Indagado por que tais procedimentos não eram feitos antes, Kalil respondeu:
- Não sei. Falo isso quando me chamam de mágico. É o círculo virtuoso: você contrata, aumenta ingresso, enche o campo, pega um estádio, compra os direitos comerciais. Aí você melhora o time, o pay-per-view dobra. Nós somos donos do direito comercial de um estádio de futebol. Sem gastar nada! Não falo da bilheteria, falo da pipoca, do picolé, da água, de tudo que tem lá dentro. O Atlético-MG arrecada cerca de R$ 100 mil fora a renda de todo jogo que tem no Independência. Então, criamos um círculo virtuoso, e que tem de continuar.

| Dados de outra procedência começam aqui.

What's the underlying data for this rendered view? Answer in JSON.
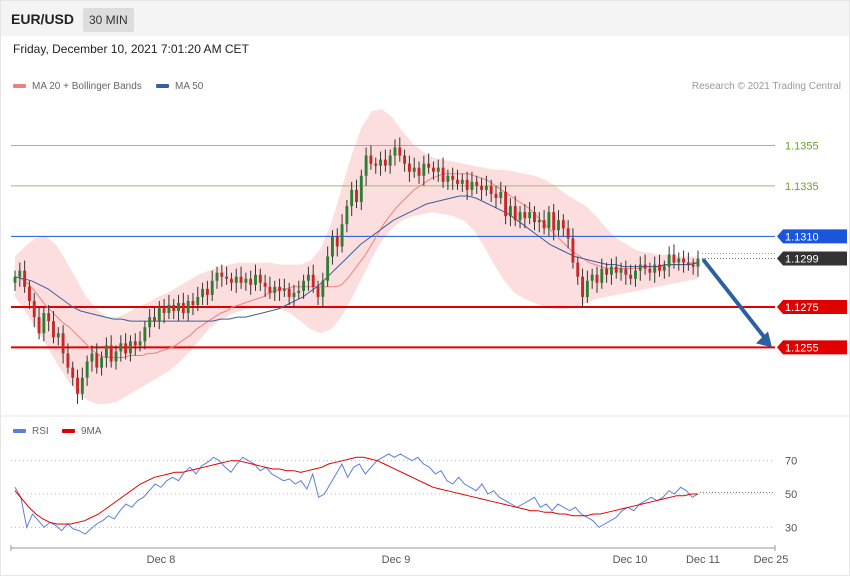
{
  "header": {
    "symbol": "EUR/USD",
    "timeframe": "30 MIN"
  },
  "timestamp": "Friday, December 10, 2021 7:01:20 AM CET",
  "legend": {
    "ma20_bb": {
      "label": "MA 20 + Bollinger Bands",
      "color": "#f08080"
    },
    "ma50": {
      "label": "MA 50",
      "color": "#3a5f9e"
    },
    "rsi": {
      "label": "RSI",
      "color": "#5b7fdc"
    },
    "rsi_ma": {
      "label": "9MA",
      "color": "#e00000"
    }
  },
  "credit": "Research © 2021 Trading Central",
  "colors": {
    "bull": "#2e7d32",
    "bear": "#c62828",
    "resistance": "#9bbf6a",
    "current": "#1a56db",
    "support": "#e00000",
    "last": "#333333",
    "band": "#fddede"
  },
  "chart_data": [
    {
      "type": "candlestick",
      "panel": "price",
      "ylim": [
        1.1223,
        1.138
      ],
      "x_tick_labels": [
        "Dec 8",
        "Dec 9",
        "Dec 10",
        "Dec 11",
        "Dec 25"
      ],
      "levels": [
        {
          "label": "1.1355",
          "value": 1.1355,
          "kind": "resistance"
        },
        {
          "label": "1.1335",
          "value": 1.1335,
          "kind": "resistance"
        },
        {
          "label": "1.1310",
          "value": 1.131,
          "kind": "current"
        },
        {
          "label": "1.1299",
          "value": 1.1299,
          "kind": "last"
        },
        {
          "label": "1.1275",
          "value": 1.1275,
          "kind": "support"
        },
        {
          "label": "1.1255",
          "value": 1.1255,
          "kind": "support"
        }
      ],
      "forecast": {
        "from": 1.1298,
        "to": 1.1255,
        "direction": "down"
      },
      "close": [
        1.129,
        1.1293,
        1.1285,
        1.1278,
        1.127,
        1.1262,
        1.1272,
        1.1268,
        1.126,
        1.1262,
        1.1252,
        1.1245,
        1.124,
        1.1232,
        1.124,
        1.1248,
        1.1252,
        1.1245,
        1.125,
        1.1256,
        1.1248,
        1.1253,
        1.1257,
        1.1252,
        1.1258,
        1.1256,
        1.1258,
        1.1265,
        1.127,
        1.1268,
        1.1275,
        1.1272,
        1.1276,
        1.1273,
        1.1277,
        1.1272,
        1.1278,
        1.1276,
        1.128,
        1.1284,
        1.1281,
        1.1288,
        1.1292,
        1.129,
        1.1289,
        1.1287,
        1.129,
        1.1287,
        1.1289,
        1.1286,
        1.1291,
        1.1287,
        1.1285,
        1.1282,
        1.1285,
        1.1283,
        1.1284,
        1.128,
        1.1282,
        1.1283,
        1.1288,
        1.1291,
        1.1285,
        1.128,
        1.1288,
        1.13,
        1.131,
        1.1305,
        1.1316,
        1.1325,
        1.1333,
        1.1327,
        1.134,
        1.135,
        1.1346,
        1.1345,
        1.1348,
        1.1345,
        1.135,
        1.1354,
        1.135,
        1.1346,
        1.1342,
        1.1344,
        1.134,
        1.1346,
        1.1344,
        1.1342,
        1.1344,
        1.1337,
        1.134,
        1.1338,
        1.1336,
        1.1338,
        1.1333,
        1.1337,
        1.1335,
        1.1333,
        1.1335,
        1.1331,
        1.1329,
        1.1332,
        1.132,
        1.1325,
        1.1318,
        1.1322,
        1.1319,
        1.1322,
        1.1317,
        1.1318,
        1.1314,
        1.1322,
        1.1313,
        1.1318,
        1.1314,
        1.1309,
        1.1297,
        1.129,
        1.128,
        1.1288,
        1.1291,
        1.1287,
        1.1294,
        1.1291,
        1.1295,
        1.1292,
        1.1294,
        1.1291,
        1.1289,
        1.1293,
        1.1296,
        1.1294,
        1.1292,
        1.1296,
        1.1293,
        1.1295,
        1.1301,
        1.1297,
        1.1299,
        1.1297,
        1.1296,
        1.1295,
        1.1299
      ],
      "ma20": [
        1.129,
        1.1289,
        1.1287,
        1.1284,
        1.128,
        1.1276,
        1.1273,
        1.127,
        1.1267,
        1.1265,
        1.1262,
        1.1259,
        1.1256,
        1.1253,
        1.1251,
        1.125,
        1.125,
        1.125,
        1.125,
        1.1251,
        1.1251,
        1.1251,
        1.1252,
        1.1252,
        1.1253,
        1.1254,
        1.1255,
        1.1257,
        1.1259,
        1.1261,
        1.1264,
        1.1266,
        1.1268,
        1.127,
        1.1272,
        1.1273,
        1.1275,
        1.1276,
        1.1277,
        1.1278,
        1.1279,
        1.128,
        1.1282,
        1.1283,
        1.1284,
        1.1284,
        1.1285,
        1.1285,
        1.1285,
        1.1285,
        1.1285,
        1.1285,
        1.1285,
        1.1285,
        1.1286,
        1.1289,
        1.1293,
        1.1297,
        1.1301,
        1.1306,
        1.1311,
        1.1316,
        1.132,
        1.1324,
        1.1327,
        1.133,
        1.1333,
        1.1335,
        1.1337,
        1.1339,
        1.134,
        1.1341,
        1.1341,
        1.1341,
        1.1341,
        1.1341,
        1.134,
        1.1339,
        1.1338,
        1.1336,
        1.1334,
        1.1332,
        1.133,
        1.1328,
        1.1326,
        1.1324,
        1.1321,
        1.1318,
        1.1315,
        1.1312,
        1.1309,
        1.1306,
        1.1303,
        1.1301,
        1.1299,
        1.1297,
        1.1296,
        1.1295,
        1.1294,
        1.1294,
        1.1294,
        1.1294,
        1.1294,
        1.1294,
        1.1295,
        1.1295,
        1.1295,
        1.1295,
        1.1296,
        1.1296,
        1.1296,
        1.1296,
        1.1297,
        1.1297
      ],
      "ma50": [
        1.129,
        1.1289,
        1.1288,
        1.1286,
        1.1284,
        1.1281,
        1.1278,
        1.1275,
        1.1273,
        1.1272,
        1.1271,
        1.127,
        1.1269,
        1.1269,
        1.1268,
        1.1268,
        1.1268,
        1.1268,
        1.1268,
        1.1268,
        1.1268,
        1.1268,
        1.1268,
        1.1268,
        1.1268,
        1.1269,
        1.1269,
        1.127,
        1.127,
        1.1271,
        1.1272,
        1.1273,
        1.1274,
        1.1276,
        1.1278,
        1.128,
        1.1283,
        1.1286,
        1.129,
        1.1294,
        1.1298,
        1.1302,
        1.1306,
        1.1309,
        1.1312,
        1.1315,
        1.1318,
        1.132,
        1.1322,
        1.1324,
        1.1326,
        1.1327,
        1.1328,
        1.1329,
        1.133,
        1.133,
        1.1329,
        1.1327,
        1.1325,
        1.1323,
        1.1321,
        1.1318,
        1.1315,
        1.1312,
        1.1309,
        1.1306,
        1.1304,
        1.1302,
        1.13,
        1.1299,
        1.1298,
        1.1297,
        1.1296,
        1.1296,
        1.1295,
        1.1295,
        1.1295,
        1.1295,
        1.1295,
        1.1296,
        1.1296,
        1.1296,
        1.1296,
        1.1297
      ],
      "bollinger_upper": [
        1.13,
        1.1305,
        1.1309,
        1.131,
        1.1306,
        1.1298,
        1.1289,
        1.128,
        1.1274,
        1.127,
        1.127,
        1.1272,
        1.1275,
        1.1277,
        1.128,
        1.1282,
        1.1285,
        1.1288,
        1.1291,
        1.1293,
        1.1295,
        1.1296,
        1.1297,
        1.1297,
        1.1297,
        1.1297,
        1.1296,
        1.1296,
        1.1296,
        1.1298,
        1.1304,
        1.1316,
        1.1333,
        1.135,
        1.1364,
        1.1372,
        1.1373,
        1.1369,
        1.1362,
        1.1356,
        1.1352,
        1.1349,
        1.1348,
        1.1347,
        1.1346,
        1.1345,
        1.1344,
        1.1343,
        1.1343,
        1.1342,
        1.1341,
        1.134,
        1.1338,
        1.1335,
        1.1331,
        1.1328,
        1.1325,
        1.132,
        1.1314,
        1.1309,
        1.1306,
        1.1303,
        1.1302,
        1.1301,
        1.1301,
        1.13,
        1.13,
        1.13
      ],
      "bollinger_lower": [
        1.128,
        1.1273,
        1.1265,
        1.1257,
        1.1248,
        1.124,
        1.1233,
        1.1229,
        1.1227,
        1.1227,
        1.1228,
        1.1231,
        1.1234,
        1.1237,
        1.124,
        1.1243,
        1.1247,
        1.1252,
        1.1258,
        1.1264,
        1.1268,
        1.1271,
        1.1273,
        1.1274,
        1.1275,
        1.1275,
        1.1274,
        1.1272,
        1.1268,
        1.1264,
        1.1262,
        1.1264,
        1.127,
        1.1279,
        1.1289,
        1.1299,
        1.1308,
        1.1314,
        1.1318,
        1.132,
        1.1321,
        1.1322,
        1.1321,
        1.132,
        1.1318,
        1.1313,
        1.1305,
        1.1296,
        1.1288,
        1.1282,
        1.1279,
        1.1277,
        1.1275,
        1.1274,
        1.1274,
        1.1275,
        1.1277,
        1.1279,
        1.128,
        1.1281,
        1.1282,
        1.1283,
        1.1284,
        1.1285,
        1.1286,
        1.1287,
        1.1288,
        1.1289
      ]
    },
    {
      "type": "line",
      "panel": "rsi",
      "ylim": [
        20,
        80
      ],
      "y_ticks": [
        "70",
        "50",
        "30"
      ],
      "series": [
        {
          "name": "RSI",
          "values": [
            54,
            48,
            30,
            38,
            34,
            30,
            33,
            31,
            28,
            32,
            29,
            28,
            26,
            29,
            32,
            34,
            37,
            35,
            40,
            44,
            42,
            46,
            48,
            52,
            56,
            54,
            58,
            60,
            58,
            63,
            66,
            62,
            67,
            69,
            72,
            70,
            66,
            63,
            68,
            72,
            70,
            68,
            64,
            66,
            62,
            60,
            58,
            59,
            56,
            58,
            53,
            62,
            48,
            50,
            56,
            62,
            68,
            60,
            66,
            68,
            62,
            66,
            70,
            72,
            74,
            72,
            74,
            72,
            70,
            72,
            68,
            66,
            62,
            64,
            58,
            56,
            60,
            56,
            54,
            52,
            56,
            50,
            52,
            48,
            46,
            44,
            42,
            44,
            46,
            48,
            42,
            44,
            40,
            44,
            42,
            40,
            42,
            38,
            36,
            34,
            30,
            32,
            34,
            36,
            40,
            42,
            40,
            44,
            46,
            48,
            46,
            48,
            52,
            50,
            54,
            52,
            48,
            50
          ]
        },
        {
          "name": "9MA",
          "values": [
            52,
            47,
            42,
            38,
            35,
            33,
            32,
            32,
            32,
            33,
            34,
            36,
            38,
            41,
            44,
            47,
            50,
            53,
            56,
            58,
            60,
            61,
            62,
            63,
            63,
            64,
            65,
            66,
            67,
            68,
            69,
            70,
            70,
            69,
            68,
            67,
            66,
            65,
            65,
            64,
            64,
            63,
            64,
            65,
            66,
            68,
            69,
            70,
            71,
            72,
            72,
            71,
            70,
            68,
            66,
            64,
            62,
            60,
            58,
            56,
            54,
            53,
            52,
            51,
            50,
            49,
            48,
            47,
            46,
            45,
            44,
            43,
            42,
            41,
            40,
            40,
            39,
            39,
            38,
            38,
            37,
            37,
            37,
            38,
            38,
            39,
            40,
            41,
            42,
            43,
            44,
            45,
            46,
            47,
            48,
            49,
            49,
            50,
            50
          ]
        }
      ]
    }
  ]
}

- Sendo campeão, campeão, campeão, campeão. Porque é disso que um time vive. Quero que o povo atleticano seja feliz. Daqui 20 anos, será o maior time de Minas, com a maior torcida de Minas e um monte de vezes campeão. E cada vez mais bem administrado possível. O Brasil sabe o que acontece aqui em Minas hoje. O Atlético-MG contratou o Vanderlei Luxemburgo, o Atlético-MG trouxe o fulano, o Diego Souza, o Richarlyson, buscou o Victor, o Ronaldinho. O que que é isso? Tem um time lá, um clube lá, que paga. É uma história que está sendo diferente no Atlético-MG, depois de anos, anos e anos.
E uma história que, para a torcida, continua com o desafio de manter o ídolo Ronaldinho Gaúcho para a disputa da Libertadores em 2013, 12 anos após a última participação do time na competição. Mais uma missão para o "demônio light" Alexandre Kalil.